Il giardino dei Finzi-Contini di Giorgio Bassani: storia di una salvazione

<<Da molti anni desideravo scrivere dei Finzi-Contini – di Micòl e di Alberto, del professor Ermanno e della signora Olga – e di quanti altri abitavano o come me frequentavano la casa di corso Ercole I d’Este, a Ferrara, poco prima che scoppiasse l’ultima guerra. Ma l’impulso, la spinta a farlo veramente, li ebbi soltanto un anno fa, una domenica d’aprile del 1957>>. (Incipit Il giardino dei Finzi-Contini)

Il giardino dei Finzi Contini si può senz’altro considerare uno dei capisaldi della lettaratura moderna, sia per la qualità della narrazione, sia per una trama semplice, ma, come il più delle volte accade, fortemente evocativa che permette al lettore di immedesimarsi nei personaggi e nelle situazioni. Un romanzo della memoria, una storia di salvazione che ha avuto non pochi denigratori come non pochi sostenitori dato il grande successo di pubblico alla sua uscita.

Giorgio Bassani dà alla luce questo libro nel 1963: il romanzo è raccontato da una voce narrante che ripercorre gli anni dell’adolescenza e dell’università del protagonista. La storia si articola attorno alle vicende di una ricca famiglia ebraica di Ferrara. Bassani è molto abile a dipingere le storie dei protagonisti sullo sfondo degli eventi della metà del novecento: l’avvento del fascismo, le leggi razziali, la guerra. L’epilogo della storia sarà molto breve (due pagine), quasi a voler conferire un immagine di improvvisa morte e dolore, visto come terminano le sorti dei protagonisti.

All’interno della storia de Il giardino dei Finzi-Contini trovano spazio vari personaggi, alcuni dei quali molto emblematici. Uno di questi è il padre dell’io narrante (ovvero di Bassani, anche se non si rivelerà mai),  persona dotata di una grande umanità, che si preoccupa dei figli e fa di tutto per farli studiare.
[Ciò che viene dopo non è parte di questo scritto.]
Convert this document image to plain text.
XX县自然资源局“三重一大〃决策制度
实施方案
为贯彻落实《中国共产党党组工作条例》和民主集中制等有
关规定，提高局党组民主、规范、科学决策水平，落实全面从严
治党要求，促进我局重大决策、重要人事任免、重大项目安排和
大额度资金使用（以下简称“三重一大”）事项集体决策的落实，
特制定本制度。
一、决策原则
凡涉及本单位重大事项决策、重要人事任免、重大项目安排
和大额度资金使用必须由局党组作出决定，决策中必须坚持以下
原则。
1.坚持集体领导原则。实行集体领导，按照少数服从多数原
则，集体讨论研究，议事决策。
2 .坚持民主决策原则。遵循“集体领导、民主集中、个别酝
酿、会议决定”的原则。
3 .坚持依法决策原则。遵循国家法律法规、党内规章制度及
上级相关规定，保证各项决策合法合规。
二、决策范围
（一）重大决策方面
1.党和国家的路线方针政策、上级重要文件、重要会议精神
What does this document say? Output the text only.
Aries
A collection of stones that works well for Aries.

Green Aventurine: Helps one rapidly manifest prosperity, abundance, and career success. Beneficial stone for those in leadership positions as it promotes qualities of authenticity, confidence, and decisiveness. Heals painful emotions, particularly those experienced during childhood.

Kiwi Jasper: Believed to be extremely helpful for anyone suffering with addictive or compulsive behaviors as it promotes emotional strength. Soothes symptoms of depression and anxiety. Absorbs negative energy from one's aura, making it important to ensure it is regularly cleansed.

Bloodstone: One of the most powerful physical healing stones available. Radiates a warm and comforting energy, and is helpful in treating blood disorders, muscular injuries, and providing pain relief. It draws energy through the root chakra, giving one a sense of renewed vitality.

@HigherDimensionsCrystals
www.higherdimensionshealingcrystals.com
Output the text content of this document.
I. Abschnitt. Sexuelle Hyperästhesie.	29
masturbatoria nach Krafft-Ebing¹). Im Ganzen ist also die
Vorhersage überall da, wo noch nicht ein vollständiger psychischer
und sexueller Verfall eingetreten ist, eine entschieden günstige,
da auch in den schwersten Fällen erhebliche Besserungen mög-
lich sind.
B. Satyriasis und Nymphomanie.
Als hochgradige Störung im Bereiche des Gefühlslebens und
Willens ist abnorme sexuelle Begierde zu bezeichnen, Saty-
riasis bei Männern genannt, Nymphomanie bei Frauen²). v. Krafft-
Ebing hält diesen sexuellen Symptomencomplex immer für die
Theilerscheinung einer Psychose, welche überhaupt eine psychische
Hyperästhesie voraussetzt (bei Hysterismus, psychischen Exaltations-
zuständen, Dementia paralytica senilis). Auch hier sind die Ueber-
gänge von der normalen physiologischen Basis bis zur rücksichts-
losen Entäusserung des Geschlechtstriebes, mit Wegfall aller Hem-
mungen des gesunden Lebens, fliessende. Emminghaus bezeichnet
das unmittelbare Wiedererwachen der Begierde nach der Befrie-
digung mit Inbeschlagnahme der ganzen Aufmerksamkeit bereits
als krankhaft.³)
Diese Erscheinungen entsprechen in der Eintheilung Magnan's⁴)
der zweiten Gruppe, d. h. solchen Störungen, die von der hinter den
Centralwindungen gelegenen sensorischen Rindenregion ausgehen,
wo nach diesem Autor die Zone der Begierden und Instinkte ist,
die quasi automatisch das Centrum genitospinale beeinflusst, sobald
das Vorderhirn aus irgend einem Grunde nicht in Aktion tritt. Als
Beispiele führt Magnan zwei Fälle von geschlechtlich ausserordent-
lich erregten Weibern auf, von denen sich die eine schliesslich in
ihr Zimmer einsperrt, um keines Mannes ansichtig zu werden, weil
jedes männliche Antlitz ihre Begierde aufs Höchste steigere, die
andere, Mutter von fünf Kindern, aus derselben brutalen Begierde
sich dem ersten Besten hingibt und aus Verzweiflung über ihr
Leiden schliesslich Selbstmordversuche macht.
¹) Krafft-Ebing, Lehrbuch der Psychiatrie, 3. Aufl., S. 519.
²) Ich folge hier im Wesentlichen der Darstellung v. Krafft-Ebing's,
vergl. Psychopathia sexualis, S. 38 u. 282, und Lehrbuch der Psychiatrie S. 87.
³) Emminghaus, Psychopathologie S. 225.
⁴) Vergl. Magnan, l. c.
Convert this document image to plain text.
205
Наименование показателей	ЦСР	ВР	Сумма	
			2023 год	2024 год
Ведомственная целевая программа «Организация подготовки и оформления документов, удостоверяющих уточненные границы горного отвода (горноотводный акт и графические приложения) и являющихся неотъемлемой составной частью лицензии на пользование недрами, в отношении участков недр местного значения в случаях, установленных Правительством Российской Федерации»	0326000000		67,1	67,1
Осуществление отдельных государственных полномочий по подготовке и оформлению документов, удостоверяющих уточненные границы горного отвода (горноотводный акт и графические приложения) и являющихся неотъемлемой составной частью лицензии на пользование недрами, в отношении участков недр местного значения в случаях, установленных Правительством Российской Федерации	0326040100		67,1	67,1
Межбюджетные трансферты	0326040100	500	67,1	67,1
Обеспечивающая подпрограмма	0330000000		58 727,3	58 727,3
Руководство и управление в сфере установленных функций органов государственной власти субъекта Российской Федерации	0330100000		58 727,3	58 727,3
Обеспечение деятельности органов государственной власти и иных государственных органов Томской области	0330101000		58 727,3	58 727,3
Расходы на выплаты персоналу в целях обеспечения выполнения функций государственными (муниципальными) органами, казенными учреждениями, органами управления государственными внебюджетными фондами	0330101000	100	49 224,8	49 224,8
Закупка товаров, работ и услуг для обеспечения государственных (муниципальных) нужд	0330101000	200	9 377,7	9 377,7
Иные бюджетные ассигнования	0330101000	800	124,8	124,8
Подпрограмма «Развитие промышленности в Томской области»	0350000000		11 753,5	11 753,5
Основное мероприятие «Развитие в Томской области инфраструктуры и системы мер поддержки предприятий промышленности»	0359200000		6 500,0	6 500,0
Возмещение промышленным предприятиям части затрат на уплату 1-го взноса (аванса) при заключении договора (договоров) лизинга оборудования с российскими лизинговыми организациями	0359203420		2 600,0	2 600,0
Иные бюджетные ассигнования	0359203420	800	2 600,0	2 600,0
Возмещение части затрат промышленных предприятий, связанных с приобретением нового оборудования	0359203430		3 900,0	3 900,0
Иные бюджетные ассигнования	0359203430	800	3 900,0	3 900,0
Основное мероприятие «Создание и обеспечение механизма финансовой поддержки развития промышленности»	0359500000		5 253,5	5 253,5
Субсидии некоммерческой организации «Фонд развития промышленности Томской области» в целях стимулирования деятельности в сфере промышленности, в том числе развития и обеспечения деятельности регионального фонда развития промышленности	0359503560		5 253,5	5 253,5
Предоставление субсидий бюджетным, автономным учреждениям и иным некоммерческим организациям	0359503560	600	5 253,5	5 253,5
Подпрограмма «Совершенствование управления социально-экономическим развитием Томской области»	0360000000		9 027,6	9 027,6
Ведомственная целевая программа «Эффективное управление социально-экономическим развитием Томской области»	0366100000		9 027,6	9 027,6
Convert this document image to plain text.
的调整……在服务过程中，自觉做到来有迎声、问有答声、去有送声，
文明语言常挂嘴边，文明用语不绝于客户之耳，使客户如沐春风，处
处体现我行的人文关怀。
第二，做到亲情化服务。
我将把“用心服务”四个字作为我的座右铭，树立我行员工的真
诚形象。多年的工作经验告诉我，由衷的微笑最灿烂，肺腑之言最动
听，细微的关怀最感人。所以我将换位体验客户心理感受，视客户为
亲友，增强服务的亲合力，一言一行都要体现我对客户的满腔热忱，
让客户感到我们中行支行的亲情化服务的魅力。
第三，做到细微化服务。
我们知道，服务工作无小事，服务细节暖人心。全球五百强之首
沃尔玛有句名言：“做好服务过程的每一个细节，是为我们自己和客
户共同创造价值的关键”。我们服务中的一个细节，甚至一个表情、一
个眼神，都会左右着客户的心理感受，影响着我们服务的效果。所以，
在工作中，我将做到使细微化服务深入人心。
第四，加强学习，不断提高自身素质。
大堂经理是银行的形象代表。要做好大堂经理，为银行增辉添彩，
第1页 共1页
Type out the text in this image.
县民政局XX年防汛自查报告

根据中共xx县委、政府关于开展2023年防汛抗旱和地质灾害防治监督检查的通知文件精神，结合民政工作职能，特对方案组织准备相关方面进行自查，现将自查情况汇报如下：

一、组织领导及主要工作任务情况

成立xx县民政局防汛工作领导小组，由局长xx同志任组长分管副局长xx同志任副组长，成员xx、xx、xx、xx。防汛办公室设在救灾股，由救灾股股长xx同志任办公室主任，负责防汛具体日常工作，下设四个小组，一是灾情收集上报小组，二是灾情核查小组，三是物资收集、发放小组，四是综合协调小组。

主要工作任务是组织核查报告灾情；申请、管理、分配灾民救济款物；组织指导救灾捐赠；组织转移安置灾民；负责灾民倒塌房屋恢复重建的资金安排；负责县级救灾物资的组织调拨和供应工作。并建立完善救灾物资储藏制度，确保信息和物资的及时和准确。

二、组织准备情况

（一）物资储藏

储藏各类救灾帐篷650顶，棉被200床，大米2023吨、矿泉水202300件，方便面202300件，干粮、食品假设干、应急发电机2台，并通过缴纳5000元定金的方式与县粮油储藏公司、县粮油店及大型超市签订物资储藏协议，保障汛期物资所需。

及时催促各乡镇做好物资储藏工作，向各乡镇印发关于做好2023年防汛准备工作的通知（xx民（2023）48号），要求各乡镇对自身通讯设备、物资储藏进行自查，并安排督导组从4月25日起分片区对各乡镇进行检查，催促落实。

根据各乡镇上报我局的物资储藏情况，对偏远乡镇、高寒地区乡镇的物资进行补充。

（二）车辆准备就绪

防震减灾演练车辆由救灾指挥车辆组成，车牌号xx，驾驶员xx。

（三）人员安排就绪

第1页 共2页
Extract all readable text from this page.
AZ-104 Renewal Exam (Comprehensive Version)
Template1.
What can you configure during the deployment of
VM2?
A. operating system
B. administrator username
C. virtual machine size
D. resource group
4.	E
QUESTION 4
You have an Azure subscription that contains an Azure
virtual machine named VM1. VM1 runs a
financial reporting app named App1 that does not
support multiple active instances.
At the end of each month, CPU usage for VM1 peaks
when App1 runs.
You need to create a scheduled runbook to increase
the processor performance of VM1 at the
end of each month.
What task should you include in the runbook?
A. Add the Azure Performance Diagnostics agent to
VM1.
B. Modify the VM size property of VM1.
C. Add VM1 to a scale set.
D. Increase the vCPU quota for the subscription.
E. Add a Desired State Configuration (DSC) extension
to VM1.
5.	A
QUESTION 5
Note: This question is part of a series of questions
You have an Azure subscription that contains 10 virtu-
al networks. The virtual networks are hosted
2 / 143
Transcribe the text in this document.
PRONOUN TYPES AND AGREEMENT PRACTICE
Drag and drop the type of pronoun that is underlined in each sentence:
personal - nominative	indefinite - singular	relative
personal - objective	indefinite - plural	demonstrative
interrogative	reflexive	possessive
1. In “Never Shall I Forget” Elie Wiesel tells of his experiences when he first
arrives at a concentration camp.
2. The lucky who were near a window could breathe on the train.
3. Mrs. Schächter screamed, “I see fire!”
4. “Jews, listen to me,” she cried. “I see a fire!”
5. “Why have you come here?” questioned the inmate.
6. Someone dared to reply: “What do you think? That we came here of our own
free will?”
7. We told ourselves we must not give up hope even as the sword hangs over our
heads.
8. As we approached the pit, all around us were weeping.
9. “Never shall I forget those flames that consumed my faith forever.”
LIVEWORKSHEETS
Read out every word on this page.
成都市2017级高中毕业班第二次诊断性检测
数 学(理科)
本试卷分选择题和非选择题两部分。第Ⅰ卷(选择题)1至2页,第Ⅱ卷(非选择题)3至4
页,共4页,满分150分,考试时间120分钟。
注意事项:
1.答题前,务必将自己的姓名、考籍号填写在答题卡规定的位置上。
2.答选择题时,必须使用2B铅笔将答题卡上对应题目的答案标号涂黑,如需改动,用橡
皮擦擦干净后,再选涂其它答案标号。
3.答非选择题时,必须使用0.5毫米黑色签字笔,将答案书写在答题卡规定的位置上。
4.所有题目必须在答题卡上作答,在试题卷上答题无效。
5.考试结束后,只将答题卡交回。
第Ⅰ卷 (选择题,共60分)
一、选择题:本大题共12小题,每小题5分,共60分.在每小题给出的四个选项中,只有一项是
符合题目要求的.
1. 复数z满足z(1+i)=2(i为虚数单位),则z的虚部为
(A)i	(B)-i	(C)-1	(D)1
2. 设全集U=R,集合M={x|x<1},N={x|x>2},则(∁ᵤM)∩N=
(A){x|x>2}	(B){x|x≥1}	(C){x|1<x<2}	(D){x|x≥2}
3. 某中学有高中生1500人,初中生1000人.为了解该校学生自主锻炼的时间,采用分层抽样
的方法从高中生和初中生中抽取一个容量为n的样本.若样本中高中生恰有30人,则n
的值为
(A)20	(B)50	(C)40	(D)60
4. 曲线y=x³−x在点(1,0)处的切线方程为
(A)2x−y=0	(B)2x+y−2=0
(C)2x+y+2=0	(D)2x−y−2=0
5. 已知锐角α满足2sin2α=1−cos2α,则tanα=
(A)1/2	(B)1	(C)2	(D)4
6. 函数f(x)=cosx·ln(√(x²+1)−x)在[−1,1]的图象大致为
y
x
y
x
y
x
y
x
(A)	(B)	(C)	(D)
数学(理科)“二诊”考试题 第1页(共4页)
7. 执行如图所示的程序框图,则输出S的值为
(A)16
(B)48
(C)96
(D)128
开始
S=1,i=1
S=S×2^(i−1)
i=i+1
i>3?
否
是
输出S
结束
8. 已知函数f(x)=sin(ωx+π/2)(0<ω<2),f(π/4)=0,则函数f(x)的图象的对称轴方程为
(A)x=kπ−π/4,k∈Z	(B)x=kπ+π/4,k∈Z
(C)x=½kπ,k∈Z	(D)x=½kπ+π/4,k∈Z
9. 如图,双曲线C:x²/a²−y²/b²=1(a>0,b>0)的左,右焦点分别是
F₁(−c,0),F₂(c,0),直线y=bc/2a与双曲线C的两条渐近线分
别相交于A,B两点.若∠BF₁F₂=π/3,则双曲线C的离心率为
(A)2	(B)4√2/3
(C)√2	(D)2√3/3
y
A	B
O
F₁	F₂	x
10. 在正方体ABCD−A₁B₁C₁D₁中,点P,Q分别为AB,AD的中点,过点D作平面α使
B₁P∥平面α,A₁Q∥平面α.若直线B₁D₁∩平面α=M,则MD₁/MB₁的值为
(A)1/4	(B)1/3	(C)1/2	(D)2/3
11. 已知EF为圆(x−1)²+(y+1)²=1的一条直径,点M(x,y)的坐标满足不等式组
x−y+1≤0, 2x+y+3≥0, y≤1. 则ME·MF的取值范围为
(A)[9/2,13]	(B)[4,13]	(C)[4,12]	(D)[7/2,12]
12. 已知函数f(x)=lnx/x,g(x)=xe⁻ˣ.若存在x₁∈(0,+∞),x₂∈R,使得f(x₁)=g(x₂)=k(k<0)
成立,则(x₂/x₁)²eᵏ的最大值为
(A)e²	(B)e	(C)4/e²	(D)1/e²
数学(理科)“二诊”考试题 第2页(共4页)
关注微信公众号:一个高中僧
Sarà una figura fondamentale per il figlio, al quale consiglierà di allontanarsi dal giardino dei Finzi Contini, e soprattutto dalla bella Micol, perché, a suo dire, vivono in mondi troppo diversi.

Una delle figure principali, attorno alla quale si snoda la trama principale del racconto, è  l’enigmatica Micol: una ragazza allegra, dinamica, che dice di amare il  dolce passato e il presente, ma afferma il contrario di quello che pensa, anela al futuro ed è aperta alla vita e al diverso, nonostante la sua famiglia  tenda a sopprimere i suoi istinti di apertura verso il mondo esterno, motivo che l’ha spinta alla conoscenza con la voce narrante.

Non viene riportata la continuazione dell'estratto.